The question now is not whether the arbitrators decided right, or whether proceedings could have been had against joint debtors where part were absent; but did Gowen, in behalf of his co-partners, pay the money 1 and was he compelled to pay it for Hill and Haskins 1 The documents show the affirmative ; and whether the recovery was right or wrong, Hill and Haskins must abide by their agreement to indemnify, unless Gowen by bad faith procured the recovery, or suffered it to be obtained by his default; nothing of which appears ; on the contrary, it appears that he resisted until his property was about to be seized.

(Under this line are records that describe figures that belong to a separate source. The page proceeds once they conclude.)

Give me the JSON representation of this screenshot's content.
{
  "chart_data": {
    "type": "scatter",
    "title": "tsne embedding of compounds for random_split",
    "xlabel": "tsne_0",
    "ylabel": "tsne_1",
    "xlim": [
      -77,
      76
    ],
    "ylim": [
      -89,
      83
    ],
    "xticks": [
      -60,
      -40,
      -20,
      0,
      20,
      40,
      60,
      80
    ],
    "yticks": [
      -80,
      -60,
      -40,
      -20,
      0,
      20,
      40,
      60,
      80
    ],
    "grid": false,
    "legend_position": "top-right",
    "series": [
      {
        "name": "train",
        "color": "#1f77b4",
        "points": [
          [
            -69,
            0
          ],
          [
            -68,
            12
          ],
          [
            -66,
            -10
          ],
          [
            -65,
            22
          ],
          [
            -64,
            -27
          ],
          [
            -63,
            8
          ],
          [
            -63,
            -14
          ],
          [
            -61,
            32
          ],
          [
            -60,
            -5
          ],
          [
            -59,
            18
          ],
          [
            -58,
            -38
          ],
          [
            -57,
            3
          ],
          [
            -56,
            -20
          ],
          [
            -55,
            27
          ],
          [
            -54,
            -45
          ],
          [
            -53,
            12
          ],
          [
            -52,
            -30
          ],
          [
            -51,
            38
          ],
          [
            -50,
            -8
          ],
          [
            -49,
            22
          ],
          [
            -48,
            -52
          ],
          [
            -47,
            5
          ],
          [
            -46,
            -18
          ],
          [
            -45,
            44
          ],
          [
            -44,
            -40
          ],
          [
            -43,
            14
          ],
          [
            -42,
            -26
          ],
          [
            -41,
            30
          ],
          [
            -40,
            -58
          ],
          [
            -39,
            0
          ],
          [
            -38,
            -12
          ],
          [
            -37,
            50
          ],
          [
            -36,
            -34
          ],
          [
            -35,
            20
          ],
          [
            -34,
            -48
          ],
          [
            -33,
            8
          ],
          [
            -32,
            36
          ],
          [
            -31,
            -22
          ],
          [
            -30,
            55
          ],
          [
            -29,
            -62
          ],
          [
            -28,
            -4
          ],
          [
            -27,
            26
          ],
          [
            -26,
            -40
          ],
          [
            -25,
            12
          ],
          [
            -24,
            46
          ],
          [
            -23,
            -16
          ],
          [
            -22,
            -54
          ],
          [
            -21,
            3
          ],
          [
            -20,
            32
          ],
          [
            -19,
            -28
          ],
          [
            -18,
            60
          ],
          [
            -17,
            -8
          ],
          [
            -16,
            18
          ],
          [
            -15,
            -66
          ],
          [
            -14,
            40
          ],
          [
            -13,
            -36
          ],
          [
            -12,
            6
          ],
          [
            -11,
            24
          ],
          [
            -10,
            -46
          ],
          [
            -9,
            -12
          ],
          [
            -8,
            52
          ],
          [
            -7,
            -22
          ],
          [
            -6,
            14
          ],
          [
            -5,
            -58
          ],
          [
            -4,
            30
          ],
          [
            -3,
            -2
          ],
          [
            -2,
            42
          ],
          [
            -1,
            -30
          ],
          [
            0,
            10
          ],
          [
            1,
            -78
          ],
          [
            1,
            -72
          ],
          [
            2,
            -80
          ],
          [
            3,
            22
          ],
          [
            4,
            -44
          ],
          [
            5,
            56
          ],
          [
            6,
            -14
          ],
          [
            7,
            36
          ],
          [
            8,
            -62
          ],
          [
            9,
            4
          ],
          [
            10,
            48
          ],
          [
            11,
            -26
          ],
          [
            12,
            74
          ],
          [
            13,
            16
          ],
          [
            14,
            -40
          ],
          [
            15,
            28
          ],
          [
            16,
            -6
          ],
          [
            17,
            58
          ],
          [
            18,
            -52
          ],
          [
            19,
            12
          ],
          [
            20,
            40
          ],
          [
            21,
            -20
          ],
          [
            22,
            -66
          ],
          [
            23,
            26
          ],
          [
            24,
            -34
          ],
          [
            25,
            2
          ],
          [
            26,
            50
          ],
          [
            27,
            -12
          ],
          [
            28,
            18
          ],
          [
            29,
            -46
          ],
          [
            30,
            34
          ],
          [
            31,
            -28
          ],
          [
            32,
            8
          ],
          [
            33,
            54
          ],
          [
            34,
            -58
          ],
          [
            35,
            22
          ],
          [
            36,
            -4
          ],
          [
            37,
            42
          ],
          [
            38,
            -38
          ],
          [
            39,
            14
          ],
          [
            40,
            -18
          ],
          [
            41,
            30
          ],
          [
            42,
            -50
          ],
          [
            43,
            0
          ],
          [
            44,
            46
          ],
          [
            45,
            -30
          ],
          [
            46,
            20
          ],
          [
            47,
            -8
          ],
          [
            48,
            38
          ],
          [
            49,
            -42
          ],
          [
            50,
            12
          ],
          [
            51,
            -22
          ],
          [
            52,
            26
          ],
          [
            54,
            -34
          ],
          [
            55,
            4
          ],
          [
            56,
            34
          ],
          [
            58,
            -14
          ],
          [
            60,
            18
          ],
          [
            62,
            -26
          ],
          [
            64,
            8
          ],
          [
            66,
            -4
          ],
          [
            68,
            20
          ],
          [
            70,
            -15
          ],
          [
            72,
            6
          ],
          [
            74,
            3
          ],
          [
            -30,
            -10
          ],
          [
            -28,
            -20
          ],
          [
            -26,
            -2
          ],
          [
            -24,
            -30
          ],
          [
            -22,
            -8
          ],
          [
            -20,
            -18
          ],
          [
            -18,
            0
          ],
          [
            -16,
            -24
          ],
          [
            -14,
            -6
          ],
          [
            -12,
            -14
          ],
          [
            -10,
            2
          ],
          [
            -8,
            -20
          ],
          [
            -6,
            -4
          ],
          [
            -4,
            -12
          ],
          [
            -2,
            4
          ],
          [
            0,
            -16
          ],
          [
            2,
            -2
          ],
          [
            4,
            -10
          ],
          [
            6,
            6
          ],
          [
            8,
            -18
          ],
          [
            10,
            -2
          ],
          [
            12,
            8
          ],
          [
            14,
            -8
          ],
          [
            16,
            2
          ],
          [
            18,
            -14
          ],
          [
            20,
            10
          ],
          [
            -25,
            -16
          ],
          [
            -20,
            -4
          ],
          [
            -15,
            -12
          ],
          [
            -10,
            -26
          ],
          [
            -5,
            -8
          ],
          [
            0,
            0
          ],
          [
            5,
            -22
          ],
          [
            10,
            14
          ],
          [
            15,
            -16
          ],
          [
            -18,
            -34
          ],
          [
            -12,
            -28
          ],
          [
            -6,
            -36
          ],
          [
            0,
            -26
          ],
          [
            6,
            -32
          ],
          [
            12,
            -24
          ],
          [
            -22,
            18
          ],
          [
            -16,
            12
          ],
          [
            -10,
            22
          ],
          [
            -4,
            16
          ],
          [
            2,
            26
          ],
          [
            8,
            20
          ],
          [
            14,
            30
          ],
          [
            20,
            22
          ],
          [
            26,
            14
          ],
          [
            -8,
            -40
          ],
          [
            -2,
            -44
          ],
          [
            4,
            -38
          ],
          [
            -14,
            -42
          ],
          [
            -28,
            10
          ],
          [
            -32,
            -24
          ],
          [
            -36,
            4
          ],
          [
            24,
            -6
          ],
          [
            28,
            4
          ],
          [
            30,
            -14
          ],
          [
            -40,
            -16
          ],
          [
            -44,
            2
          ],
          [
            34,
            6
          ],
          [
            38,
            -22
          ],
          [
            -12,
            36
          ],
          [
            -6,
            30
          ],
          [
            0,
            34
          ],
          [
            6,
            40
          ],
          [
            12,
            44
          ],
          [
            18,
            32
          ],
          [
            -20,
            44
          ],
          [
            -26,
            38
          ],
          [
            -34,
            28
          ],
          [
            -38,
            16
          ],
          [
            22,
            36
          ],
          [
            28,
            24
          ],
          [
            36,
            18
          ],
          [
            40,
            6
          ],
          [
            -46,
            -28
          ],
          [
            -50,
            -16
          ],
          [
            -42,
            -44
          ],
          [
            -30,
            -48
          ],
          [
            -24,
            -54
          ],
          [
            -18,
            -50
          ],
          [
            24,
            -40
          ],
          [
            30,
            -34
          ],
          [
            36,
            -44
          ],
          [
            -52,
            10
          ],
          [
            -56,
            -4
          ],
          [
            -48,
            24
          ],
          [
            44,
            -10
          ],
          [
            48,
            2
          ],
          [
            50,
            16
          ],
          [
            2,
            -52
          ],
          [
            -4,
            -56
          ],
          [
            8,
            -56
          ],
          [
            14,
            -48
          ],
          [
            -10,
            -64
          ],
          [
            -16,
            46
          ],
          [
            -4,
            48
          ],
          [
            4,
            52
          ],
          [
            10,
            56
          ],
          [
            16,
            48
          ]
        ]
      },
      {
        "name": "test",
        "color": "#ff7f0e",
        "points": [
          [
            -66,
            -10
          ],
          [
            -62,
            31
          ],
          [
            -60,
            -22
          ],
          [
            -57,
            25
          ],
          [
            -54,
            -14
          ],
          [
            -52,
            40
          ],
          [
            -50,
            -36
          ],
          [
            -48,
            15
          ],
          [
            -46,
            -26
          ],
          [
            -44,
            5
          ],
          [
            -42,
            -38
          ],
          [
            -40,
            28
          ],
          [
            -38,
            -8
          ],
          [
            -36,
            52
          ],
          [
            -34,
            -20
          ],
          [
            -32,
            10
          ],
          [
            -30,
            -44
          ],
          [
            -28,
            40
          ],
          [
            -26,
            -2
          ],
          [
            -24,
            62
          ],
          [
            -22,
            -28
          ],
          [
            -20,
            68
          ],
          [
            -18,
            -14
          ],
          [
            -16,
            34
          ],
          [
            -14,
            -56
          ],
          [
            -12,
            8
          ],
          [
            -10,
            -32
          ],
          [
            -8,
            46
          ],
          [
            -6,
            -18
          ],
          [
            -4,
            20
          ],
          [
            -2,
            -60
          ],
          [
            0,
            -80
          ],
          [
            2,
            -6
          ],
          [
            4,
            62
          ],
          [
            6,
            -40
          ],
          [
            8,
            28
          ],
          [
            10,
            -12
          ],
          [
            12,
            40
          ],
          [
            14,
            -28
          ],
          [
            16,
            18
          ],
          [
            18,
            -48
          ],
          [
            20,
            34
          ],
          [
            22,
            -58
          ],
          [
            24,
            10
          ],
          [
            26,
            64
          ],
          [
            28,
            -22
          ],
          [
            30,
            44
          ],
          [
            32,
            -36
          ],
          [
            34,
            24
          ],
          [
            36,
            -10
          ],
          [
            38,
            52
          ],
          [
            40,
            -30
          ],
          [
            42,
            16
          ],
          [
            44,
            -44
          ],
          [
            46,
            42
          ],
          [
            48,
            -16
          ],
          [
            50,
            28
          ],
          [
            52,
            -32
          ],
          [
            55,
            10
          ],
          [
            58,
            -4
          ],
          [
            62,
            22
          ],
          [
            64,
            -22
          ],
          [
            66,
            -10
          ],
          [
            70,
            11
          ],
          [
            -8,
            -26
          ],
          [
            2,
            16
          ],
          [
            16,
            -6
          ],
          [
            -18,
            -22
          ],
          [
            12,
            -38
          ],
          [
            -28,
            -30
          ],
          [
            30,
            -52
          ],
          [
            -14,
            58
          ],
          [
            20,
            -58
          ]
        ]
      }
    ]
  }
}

It appears that the award was in English, and was translated into Spanish by the official interpreter, and thus translated was incorporated into the record. It is not to be supposed that the record was made up partly in English and partly in Spanish ; such a record would have been an anomaly; besides, it is stated that the original awards in the English language “ were rubricated, and returned at the request of the party.” What is meant by rubricating is not precisely understood ; but probably on being translated by the official interpreter and carried into the record, the original was marked and returned to the party. If so, it could not be necessary to produce the original to prove the payment or the liability.

*393Gowen paid the money, as appears from the recitals and proceedings set forth in the document; and as he acted for the plaintiffs, his co-partners, and as agent for Hill and Has-kins, it is a fair presumption, prima facie, that he paid with the funds of his co-partners; he paid for Hill and Haskins, and if not with co-partnership funds, his co-partners were liable to him, and Hill and Haskins to the firm of Packard and Gowen.

Enough of the record was produced to shew that the money had been compulsorily paid; and as the action was not brought on the record, it was not necessary to produce the whole. 2 Campb. 69. 7 Johns. R. 514. The judgment of the court below must be affirmed.

Whereupon, the judgment of the supreme court was unanimously affirmed.